La periódica cita asamblearia sigue siendo cauce a preocupaciones, necesidades, intereses y aspiraciones de los vecinos, aunque cada vez menos resignados a la falta de respuestas o explicaciones de las instancias administrativas, adonde acuden los delegados para cumplir un mandato popular.
En una de las rendiciones a las que asistí, alguien de los que nunca faltan, economista por profesión, expuso tres planteamientos que lleva reiterándolos durante 15 años, y recordó las fechas precisas de las anteriores ocasiones. No se trataba de peticiones para cuya solución se requerían inversiones «inabordables», más bien son de las que fundamentalmente necesitan de sensibilidad, responsabilidad, iniciativa y respeto a la población.
Reclamaba en primer término a Comunales del municipio de Plaza de la Revolución —y acaso pueden merecerlo los de otros municipios capitalinos—, detener la gradual destrucción ocasionada en esquinas de depósitos de basura. En el caso que nos ocupa, comenzó por arrasar con el llamado parterre, esa estrecha franja de área verde para plantar árboles y flores, continuó despedazando la acera y terminó hoy amenazando el muro protector del parque automotor de un organismo estatal.
Aludía asimismo el ciudadano a la poda indiscriminada y asesina de árboles, que despoja de sombra a una urbe tan castigada por el sol, y de sus indispensables pulmones. El tercer engavetado planteamiento se refería al destupido de una alcantarilla, para impedir las anegaciones que en tiempos de lluvias ocurren en intersecciones callejeras e invaden viviendas.
Por lo visto, consistían en problemas cuyas soluciones dependen de lo que consideramos factores subjetivos, como la debida atención a los ciudadanos y poner orden urbanístico, y en lo material reponer un tramo de acera de apenas diez metros, que al parecer no debe hundir ningún presupuesto local.
Las posibles respuestas a estas situaciones están al alcance de los límites económicos del país, en la comprensión de que otras muchas aspiraciones de mayor talante financiero se podrán satisfacer en futuros mejores tiempos.
A la vez entraña establecer una adecuada y confiable sintonía entre electores y administraciones. A la luz de estos propios razonamientos, el elector en cuestión rehusó esta vez pedir la comparecencia en próximas asambleas de los funcionarios concernientes, quienes en línea general suelen brillar por su ausencia, y en su lugar reclamó vergüenza, un valor capaz de mover montañas.
La Habana ha sido elegida internacionalmente en fecha reciente como una de las siete ciudades maravillas del mundo, lo que en mucho se debe a la denodada lucha de la Oficina de su Historiador, Eusebio Leal, para rescatar, restaurar y hacer que brille nuestro centro histórico.
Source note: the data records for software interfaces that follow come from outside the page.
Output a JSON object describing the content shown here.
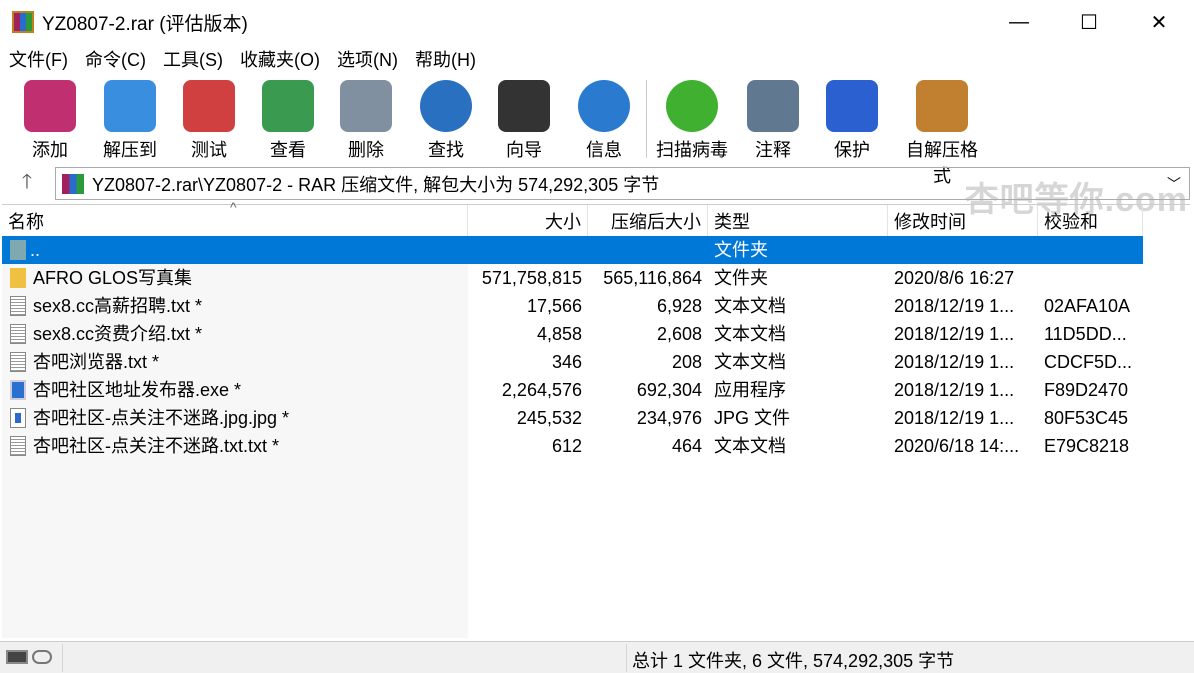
{
  "window": {
    "title": "YZ0807-2.rar (评估版本)",
    "minimize": "—",
    "maximize": "☐",
    "close": "✕"
  },
  "menu": [
    "文件(F)",
    "命令(C)",
    "工具(S)",
    "收藏夹(O)",
    "选项(N)",
    "帮助(H)"
  ],
  "toolbar": [
    {
      "label": "添加",
      "icon": "add-archive-icon",
      "color": "#c03070"
    },
    {
      "label": "解压到",
      "icon": "extract-folder-icon",
      "color": "#3a8ee0"
    },
    {
      "label": "测试",
      "icon": "test-clipboard-icon",
      "color": "#d04040"
    },
    {
      "label": "查看",
      "icon": "view-book-icon",
      "color": "#3a9a50"
    },
    {
      "label": "删除",
      "icon": "trash-icon",
      "color": "#8090a0"
    },
    {
      "label": "查找",
      "icon": "find-magnifier-icon",
      "color": "#2a70c0"
    },
    {
      "label": "向导",
      "icon": "wizard-wand-icon",
      "color": "#333333"
    },
    {
      "label": "信息",
      "icon": "info-icon",
      "color": "#2a7ad0"
    },
    {
      "label": "扫描病毒",
      "icon": "virus-scan-icon",
      "color": "#40b030"
    },
    {
      "label": "注释",
      "icon": "comment-icon",
      "color": "#607890"
    },
    {
      "label": "保护",
      "icon": "shield-icon",
      "color": "#2a60d0"
    },
    {
      "label": "自解压格式",
      "icon": "sfx-icon",
      "color": "#c08030"
    }
  ],
  "watermark": "杏吧等你.com",
  "address": {
    "path": "YZ0807-2.rar\\YZ0807-2 - RAR 压缩文件, 解包大小为 574,292,305 字节",
    "up": "🡑"
  },
  "columns": [
    "名称",
    "大小",
    "压缩后大小",
    "类型",
    "修改时间",
    "校验和"
  ],
  "files": [
    {
      "name": "..",
      "size": "",
      "packed": "",
      "type": "文件夹",
      "modified": "",
      "crc": "",
      "icon": "parent-folder-icon",
      "selected": true
    },
    {
      "name": "AFRO GLOS写真集",
      "size": "571,758,815",
      "packed": "565,116,864",
      "type": "文件夹",
      "modified": "2020/8/6 16:27",
      "crc": "",
      "icon": "folder-icon"
    },
    {
      "name": "sex8.cc高薪招聘.txt *",
      "size": "17,566",
      "packed": "6,928",
      "type": "文本文档",
      "modified": "2018/12/19 1...",
      "crc": "02AFA10A",
      "icon": "text-file-icon"
    },
    {
      "name": "sex8.cc资费介绍.txt *",
      "size": "4,858",
      "packed": "2,608",
      "type": "文本文档",
      "modified": "2018/12/19 1...",
      "crc": "11D5DD...",
      "icon": "text-file-icon"
    },
    {
      "name": "杏吧浏览器.txt *",
      "size": "346",
      "packed": "208",
      "type": "文本文档",
      "modified": "2018/12/19 1...",
      "crc": "CDCF5D...",
      "icon": "text-file-icon"
    },
    {
      "name": "杏吧社区地址发布器.exe *",
      "size": "2,264,576",
      "packed": "692,304",
      "type": "应用程序",
      "modified": "2018/12/19 1...",
      "crc": "F89D2470",
      "icon": "exe-file-icon"
    },
    {
      "name": "杏吧社区-点关注不迷路.jpg.jpg *",
      "size": "245,532",
      "packed": "234,976",
      "type": "JPG 文件",
      "modified": "2018/12/19 1...",
      "crc": "80F53C45",
      "icon": "image-file-icon"
    },
    {
      "name": "杏吧社区-点关注不迷路.txt.txt *",
      "size": "612",
      "packed": "464",
      "type": "文本文档",
      "modified": "2020/6/18 14:...",
      "crc": "E79C8218",
      "icon": "text-file-icon"
    }
  ],
  "status": {
    "summary": "总计 1 文件夹, 6 文件, 574,292,305 字节"
  },
  "colors": {
    "selection": "#0078d7"
  }
}
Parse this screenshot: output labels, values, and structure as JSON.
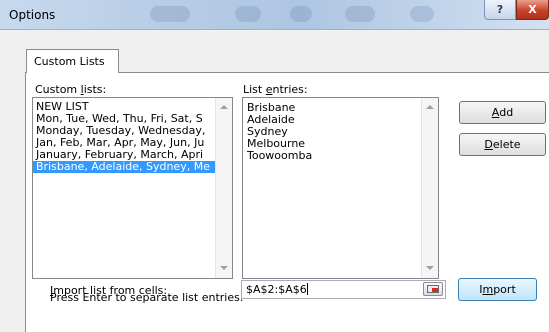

Más allá de las inevitables notas de orgullo que suscita, demanda un compromiso y un deber para todos los capitalinos el honrar esa distinción, que de ninguna manera puede limitarse a los sitios emblemáticos o de vitrina para visitantes, sino que tiene que extenderse a todos los rincones de la atropellada urbe.
Lo menos que merece esta ciudad es que se asuma con vergüenza, y encarar lo que nos afea y perjudica desplegando iniciativas modestas y dignas.